It's certainly not a nice thing to get "used to," because it can colour your whole perception of yourself, others, relationships, and ethics, and not often for the better.
When I emerged from middle school, I was paranoid, depressive, jumpy, defensive, and aggressive, and I had a very difficult time trusting others. Even today, I have strong visceral reactions to people, places, objects, and other triggers which remind me of that period of my life.
I think what made it more difficult for me was that the bullying was executed in a mostly underhanded, sneaky way, which made it harder to pin down--lots of rumors, side comments, giggling, double entendres, veiled insults, snarky pseudo-niceness, thefts of my medical supplies, etc., and I didn't always know who was involved, and to what degree.
At some level, I would've preferred if people had been more overt and direct, because then that war would've been easier to fight, in theory.
I was excessively afraid of calling out people who weren't involved, and excessively afraid of causing the rumors or the teasing to escalate by doing "the wrong thing," so I mostly kept my head down and pretended everything was kosher.
In retrospect, I should've walked up to the main male ringleader, and bopped him in the nose.
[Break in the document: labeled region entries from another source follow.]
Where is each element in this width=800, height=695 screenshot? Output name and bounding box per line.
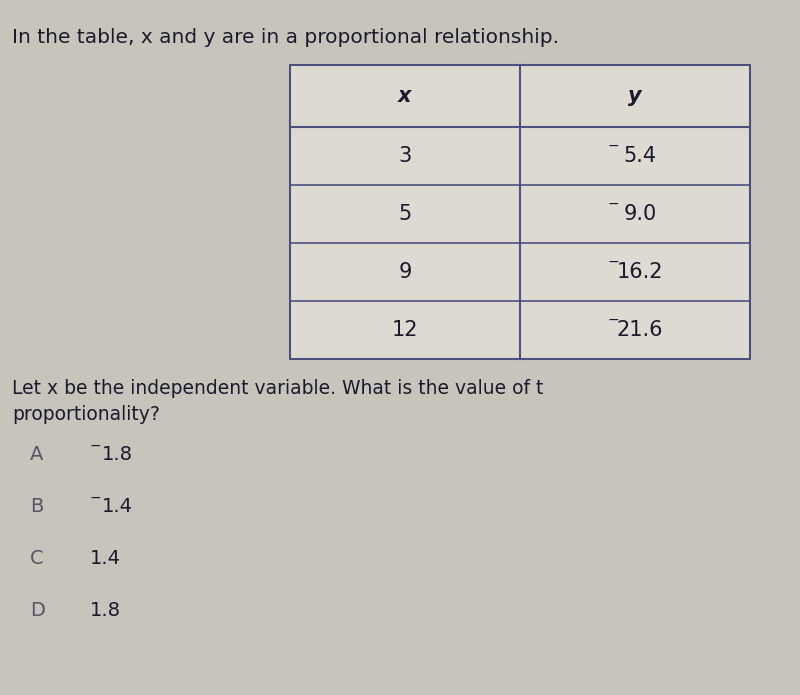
Text: 1.8: 1.8 (90, 600, 121, 619)
Text: 21.6: 21.6 (617, 320, 663, 340)
Text: −: − (90, 491, 102, 505)
Text: 1.4: 1.4 (102, 496, 133, 516)
Text: −: − (607, 255, 619, 269)
Text: 16.2: 16.2 (617, 262, 663, 282)
Text: y: y (628, 86, 642, 106)
Text: x: x (398, 86, 412, 106)
Text: 5: 5 (398, 204, 412, 224)
Text: 1.8: 1.8 (102, 445, 133, 464)
Text: 1.4: 1.4 (90, 548, 121, 568)
Text: −: − (607, 313, 619, 327)
Text: −: − (607, 197, 619, 211)
Text: D: D (30, 600, 45, 619)
Text: 3: 3 (398, 146, 412, 166)
Text: 9: 9 (398, 262, 412, 282)
Text: proportionality?: proportionality? (12, 405, 160, 424)
Text: Let x be the independent variable. What is the value of t: Let x be the independent variable. What … (12, 379, 543, 398)
Text: C: C (30, 548, 44, 568)
Text: B: B (30, 496, 43, 516)
Text: −: − (90, 439, 102, 453)
Text: In the table, x and y are in a proportional relationship.: In the table, x and y are in a proportio… (12, 28, 559, 47)
Text: 5.4: 5.4 (623, 146, 657, 166)
Text: 12: 12 (392, 320, 418, 340)
Polygon shape (290, 65, 750, 359)
Text: A: A (30, 445, 43, 464)
Text: 9.0: 9.0 (623, 204, 657, 224)
Text: −: − (607, 139, 619, 153)
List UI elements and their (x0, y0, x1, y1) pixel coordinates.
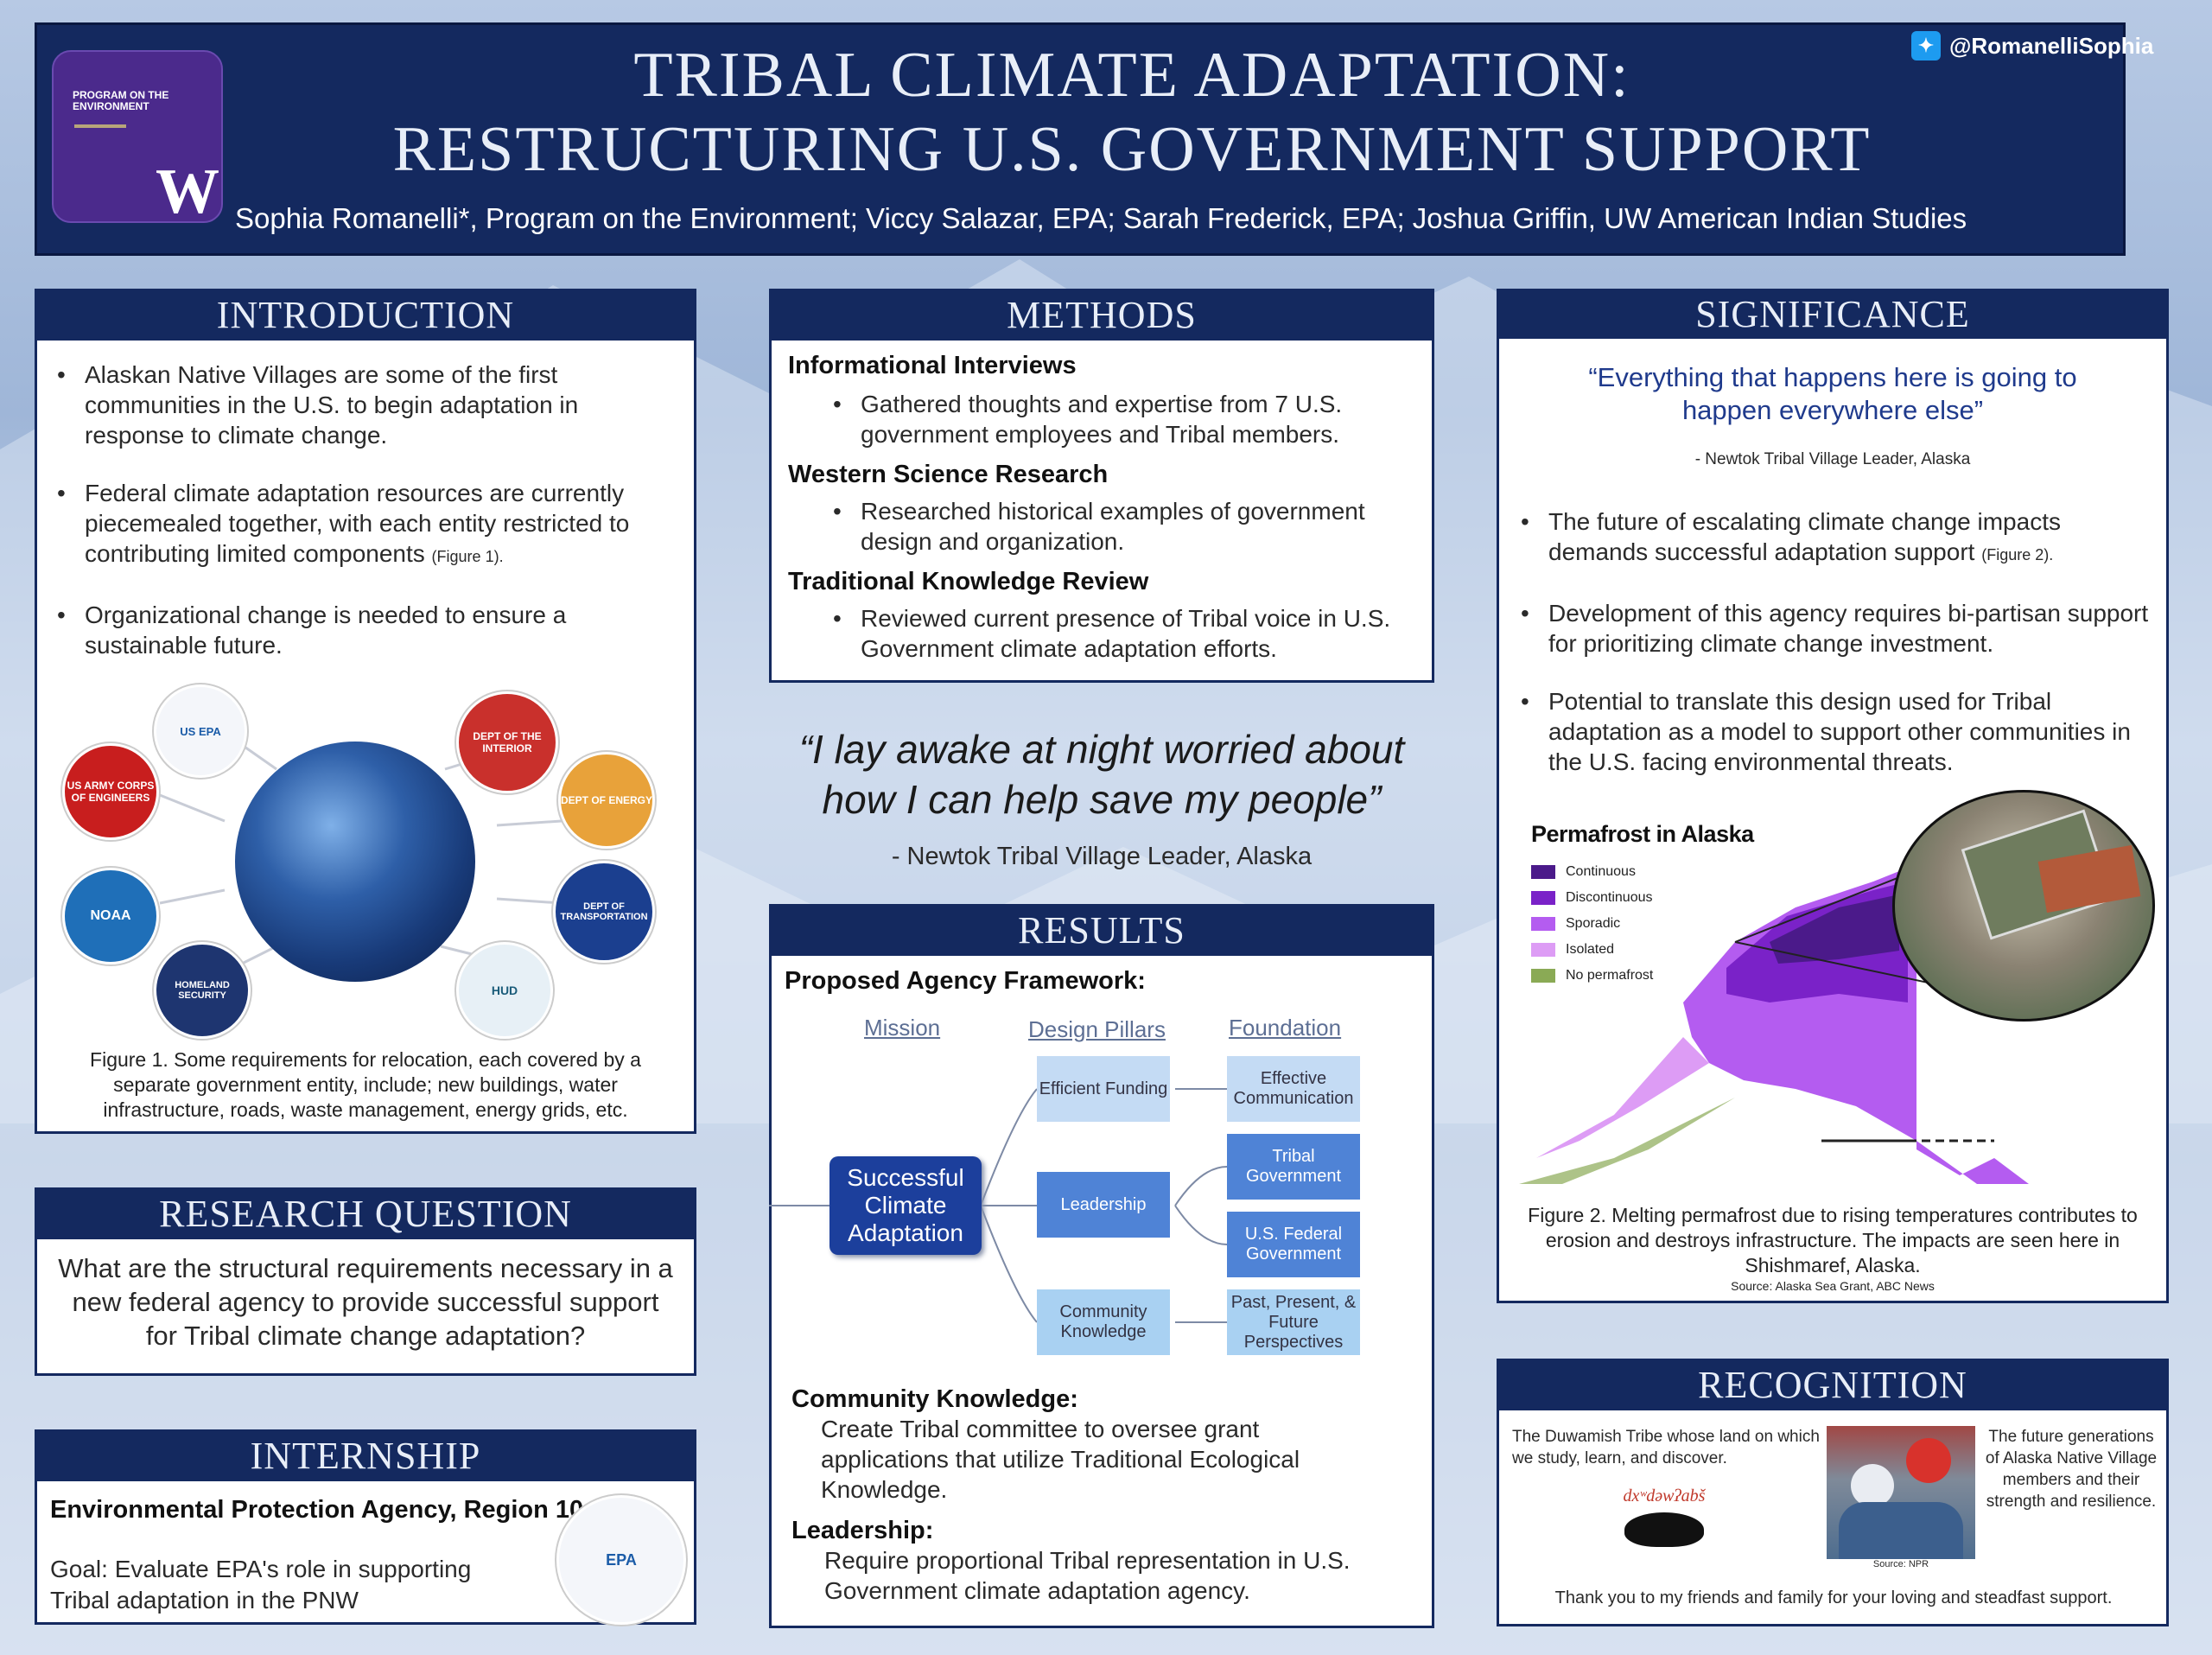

If anything, it would've been cathartic.
I also should've told my parents or other adults what was going on sooner. At the time, I believed that most adults either a) didn't know what was going on, and would make things worse in their goofy, invasive, "adultish" attempts to 'help,' b) knew what was going on, and had chosen not to intervene, for whatever reason. So, I erroneously believed that I had to shoulder it all myself, and that this was for "the best."